Middle school students design app

Teacher advocates for more computer programming instruction


Ranch View Middle School students Konstantin Zaremski and Neil Trotter’s favorite overnight pastime isn’t watching horror movies, eating junk food or even playing video games. The 13-year-olds stay up into the wee hours writing computer code.

It is their preferred form of recreation, their academic passion and almost undoubtedly the key to their futures.

“This is my sport,” said the 13-year-old Zaremski, indicating a MacBook Pro laptop cradled in his lap.

Inspired by Rock Canyon High School students who last spring won a “Best in State” award in the national Verizon Innovative App Challenge, Zaremski shared with RVMS teacher and CODE Club leader Tiffiny Vaughn his idea for an app. Zaremski and five other CODE Club students worked together to create the app for their Highlands Ranch middle school.

Still in development, the app eventually will function as a student organizer, eliminating paperwork, expediting the exchange of homework between student and teacher, providing a calendar, planner and school directory, among other functions.

Someday, the students hope their app will be available districtwide.

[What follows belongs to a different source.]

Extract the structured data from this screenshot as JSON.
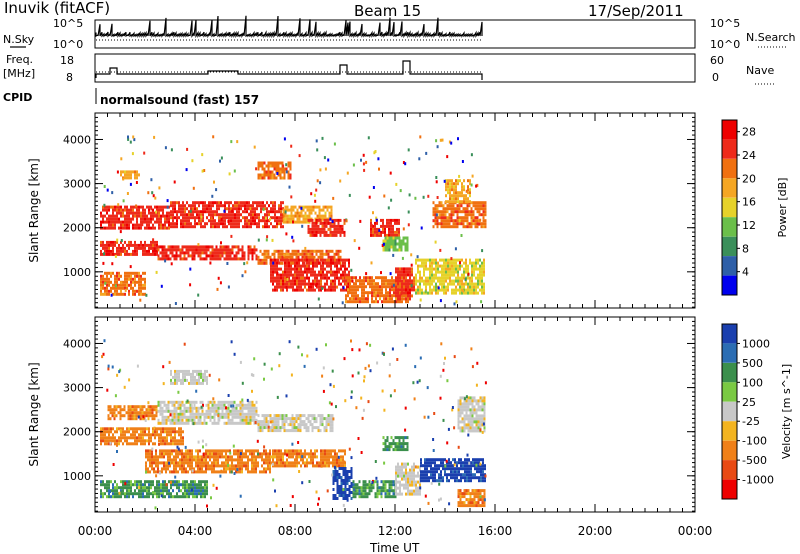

Displaying a level of poise uncharacteristic of middle school students, five of the six boys — all wearing bow ties — presented their results to the Douglas County School Board Aug. 6. They received a standing ovation from the board and audience members.

RVMS teacher Vaughn launched the CODE Club in March. It is the only club of its kind in Douglas County. A $15,000 Douglas County School District innovation grant allowed Vaughn to purchase 10 MacBook Pro computers and 10 iPads, and open the doors to the before- and after-school group.

As a math teacher, Vaughn said she initially was uncertain about leading the club.

“All of these kids started coming, and I realized I didn’t have to be an expert,” she said. “It was unbelievable how fast this happened.”

The club quickly grew to its current 30 members.

Vaughn had tapped into a passion, one whose importance she believes is overlooked by many elementary-level educators. Computer programming is not taught at the elementary or middle school level, something she thinks needs to change. And change quickly.

“This is not part of the core curriculum; it should be,” said Vaughn. “This generation of children is wired to do this. The more we can get teachers to embrace allowing children to go to these sites, create projects to display their learning … We’re going to empower these kids with the tools to pursue their passions. It’s going to help our nation’s economy.”

The U.S. Department of Labor projects that between 2008 and 2018, 1.4 million computing jobs will open in the U.S., with only about 400,000 qualified graduates available to fill them. Legislation introduced in June by Colorado Congressman Jared Polis could change the latter figure. The Computer Science Education Act would redefine computer science as a core academic subject, allowing the use of federal funds for K-12 computer science instruction.

“If we don’t start addressing this issue, our children are not going to be ready for the 21st-century job market,” Vaughn said.

RVMS app developers Zaremski, Trotter, Daniel Petito, Adam Emmelkamp, Sean Rhomberg and Andrew Holmes may be exceptions. But as focused as the 13-year-olds already are, even they can’t predict where their talents might take them.

“The jobs we could have in the future might not even be created yet,” Rhomberg said.